The mouth wash protects teeth against cavities and cleans the mouth beyond brushing alone, according to the company.

In addition, the company explains that the product tints the particles that are left behind by brushing to leave proof in the sink of a cleaner mouth.

This visual cue that the product is working provides an immediate benefit to the child that is to easy to see and understand, making oral care more fun and hopefully building better habits from a younger age.

The company quotes education psychologist Dr Michele Borba who explains the importance of visual cues in habit formation: "When kids can see the immediate benefits, they are more likely to adopt a new habit."

Listerine acquired in 2006 Listerine became part of Johnson and Johnson's oral care portfolio in June 2006 when it acquired the healthcare division of Pfizer.

The move tripled the size of the company's existing oral care business giving it a turnover in excess of $1bn a year and making oral care a focus area for future growth.

This focus was reiterated earlier this year when the company published 2007 year end results.

Commenting on future plans in 2008, CEO William Weldon said: "Ongoing product introductions and geographic expansion of major brands such as newly acquired Listerine and Nicorette, along with our key skin care brands will continue to be growth drivers and we will continue to focus on growth in emerging markets."

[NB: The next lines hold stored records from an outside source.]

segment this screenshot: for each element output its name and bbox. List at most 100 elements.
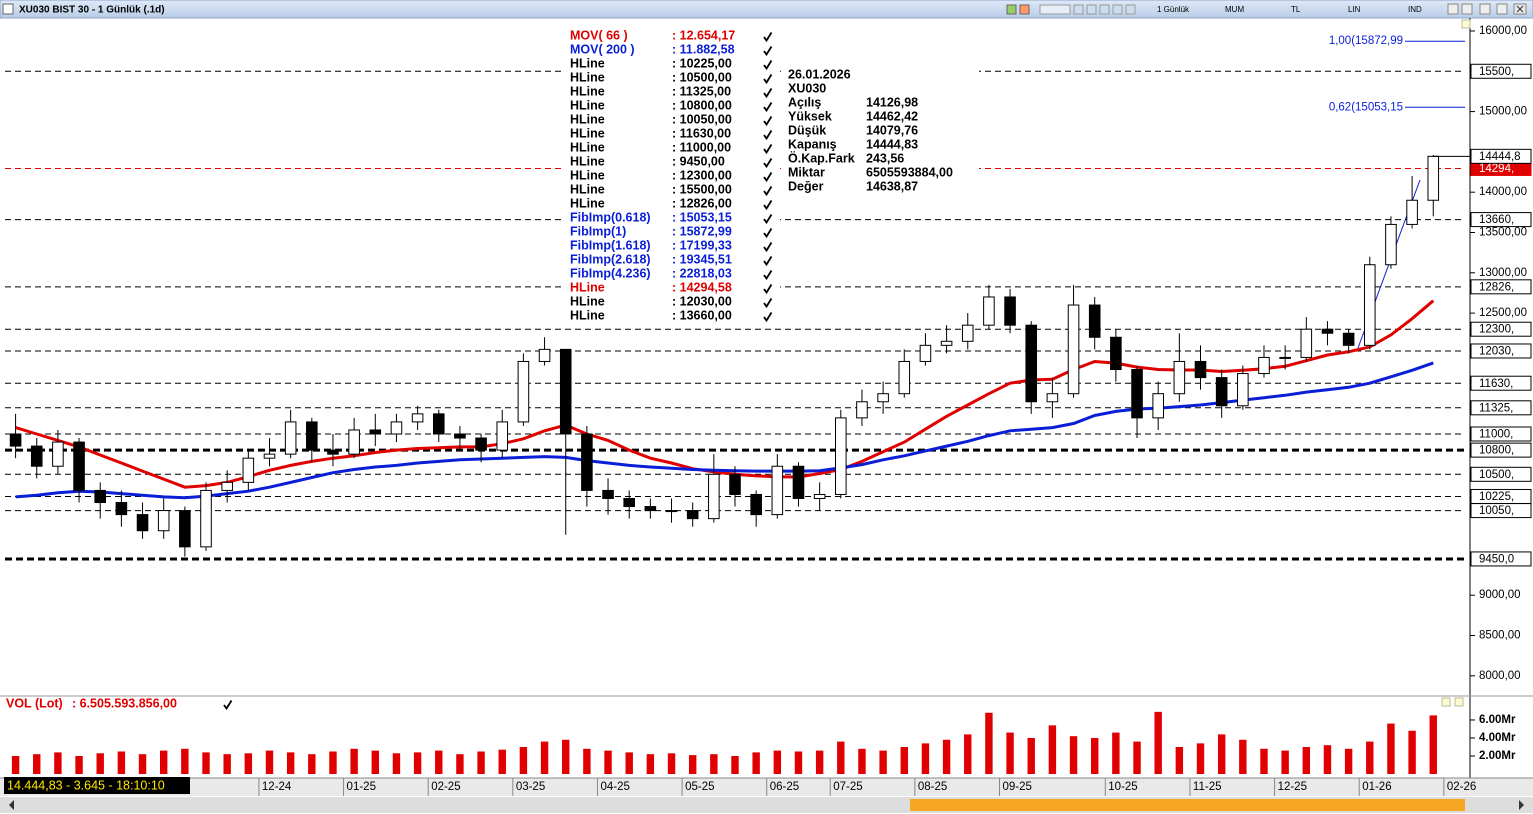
x-tick-label: 02-26 — [1447, 781, 1476, 793]
scroll-thumb[interactable] — [910, 799, 1465, 811]
volume-bar — [1323, 745, 1332, 774]
candle-body — [1406, 199, 1418, 225]
pane-button[interactable] — [1461, 19, 1471, 29]
menu-button[interactable] — [1447, 3, 1459, 15]
legend-name: HLine — [570, 98, 605, 112]
candle-body — [898, 360, 911, 395]
toolbar-icons — [1006, 3, 1527, 15]
axis-value-box — [1470, 466, 1532, 482]
candle-body — [52, 441, 64, 467]
last-price-label: 14444,8 — [1479, 151, 1521, 163]
info-value: 6505593884,00 — [866, 165, 953, 179]
axis-value-label: 11630, — [1479, 378, 1513, 390]
axis-value-label: 10050, — [1479, 505, 1514, 517]
check-icon — [763, 242, 773, 253]
candle-body — [581, 433, 593, 491]
candle-body — [432, 413, 445, 435]
candle-body — [1215, 377, 1228, 407]
candle-body — [517, 360, 530, 423]
volume-bar — [879, 750, 887, 774]
tool-icon[interactable] — [1125, 4, 1136, 15]
volume-bar — [435, 750, 443, 774]
volume-bar — [33, 754, 41, 774]
volume-bar — [964, 734, 972, 774]
check-icon — [763, 186, 773, 197]
candle-body — [390, 421, 403, 435]
volume-bar — [1069, 736, 1078, 774]
legend-name: HLine — [570, 196, 605, 210]
info-key: Yüksek — [788, 109, 832, 123]
pane-button[interactable] — [1441, 697, 1451, 707]
check-icon — [763, 200, 773, 211]
candle-body — [1131, 369, 1143, 419]
volume-bar — [1006, 732, 1014, 774]
y-tick-label: 13000,00 — [1479, 267, 1527, 279]
candle-body — [263, 453, 276, 459]
candle-body — [348, 429, 360, 455]
volume-bar — [350, 748, 358, 774]
volume-value: : 6.505.593.856,00 — [72, 696, 177, 710]
volume-bar — [667, 753, 676, 774]
y-tick-label: 9000,00 — [1479, 589, 1521, 601]
tool-icon[interactable] — [1019, 4, 1030, 15]
legend-name: HLine — [570, 280, 605, 294]
check-icon — [763, 298, 773, 309]
check-icon — [763, 228, 773, 239]
x-tick-label: 01-25 — [347, 781, 376, 793]
legend-box — [565, 28, 780, 326]
status-box — [4, 777, 190, 794]
candle-body — [1110, 336, 1122, 371]
volume-bar — [392, 753, 401, 774]
toolbar-label: TL — [1291, 5, 1301, 14]
candle-body — [1321, 328, 1334, 334]
candle-body — [1046, 393, 1059, 403]
candle-body — [1279, 356, 1291, 359]
legend-name: FibImp(1) — [570, 224, 626, 238]
candle-body — [729, 473, 741, 495]
axis-value-box — [1470, 551, 1532, 567]
volume-bar — [519, 746, 528, 774]
x-tick-label: 04-25 — [600, 781, 629, 793]
axis-value-label: 10800, — [1479, 445, 1514, 457]
x-tick-label: 05-25 — [685, 781, 714, 793]
volume-bar — [181, 748, 189, 774]
volume-bar — [942, 739, 951, 774]
maximize-button[interactable] — [1496, 3, 1508, 15]
tool-icon[interactable] — [1039, 4, 1071, 15]
tool-icon[interactable] — [1073, 4, 1084, 15]
volume-bar — [1175, 746, 1184, 774]
candle-body — [9, 433, 22, 447]
axis-value-box — [1470, 343, 1532, 359]
tool-icon[interactable] — [1099, 4, 1110, 15]
candle-body — [1067, 304, 1080, 395]
volume-bar — [1366, 741, 1374, 774]
volume-bar — [1091, 737, 1099, 774]
toolbar-label: LIN — [1348, 5, 1361, 14]
close-icon[interactable] — [2, 3, 14, 15]
x-tick-label: 06-25 — [770, 781, 799, 793]
legend-name: FibImp(1.618) — [570, 238, 651, 252]
legend-value: : 10500,00 — [672, 70, 732, 84]
minimize-button[interactable] — [1461, 3, 1473, 15]
check-icon — [763, 270, 773, 281]
legend-value: : 19345,51 — [672, 252, 732, 266]
candle-body — [602, 489, 614, 499]
check-icon — [763, 32, 773, 43]
legend-value: : 11000,00 — [672, 140, 731, 154]
pane-button[interactable] — [1454, 697, 1464, 707]
restore-button[interactable] — [1479, 3, 1491, 15]
volume-tick-label: 4.00Mr — [1479, 732, 1516, 744]
y-tick-label: 13500,00 — [1479, 227, 1527, 239]
info-key: Miktar — [788, 165, 825, 179]
info-value: 14126,98 — [866, 95, 918, 109]
candle-body — [1004, 296, 1016, 326]
volume-bar — [540, 741, 549, 774]
info-value: 14444,83 — [866, 137, 918, 151]
tool-icon[interactable] — [1112, 4, 1123, 15]
tool-icon[interactable] — [1006, 4, 1017, 15]
volume-bar — [371, 750, 379, 774]
tool-icon[interactable] — [1086, 4, 1097, 15]
toolbar-label: IND — [1408, 5, 1422, 14]
info-key: Ö.Kap.Fark — [788, 150, 855, 165]
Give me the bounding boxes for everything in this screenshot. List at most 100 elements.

The year saw the company report sales of $61bn, a 14.6 per cent increase on 2006 figures, however the profit figures were less spectacular due to high restructuring costs.

For the full year, operating income fell 8.9 percent to $13.3bn while net profit dropped 4.3 percent to $10.6bn.

"Despite challenges in certain markets, our broad base of businesses allowed us to achieve solid results in 2007, building on our foundation of long-term profitable growth," said CEO William Weldon.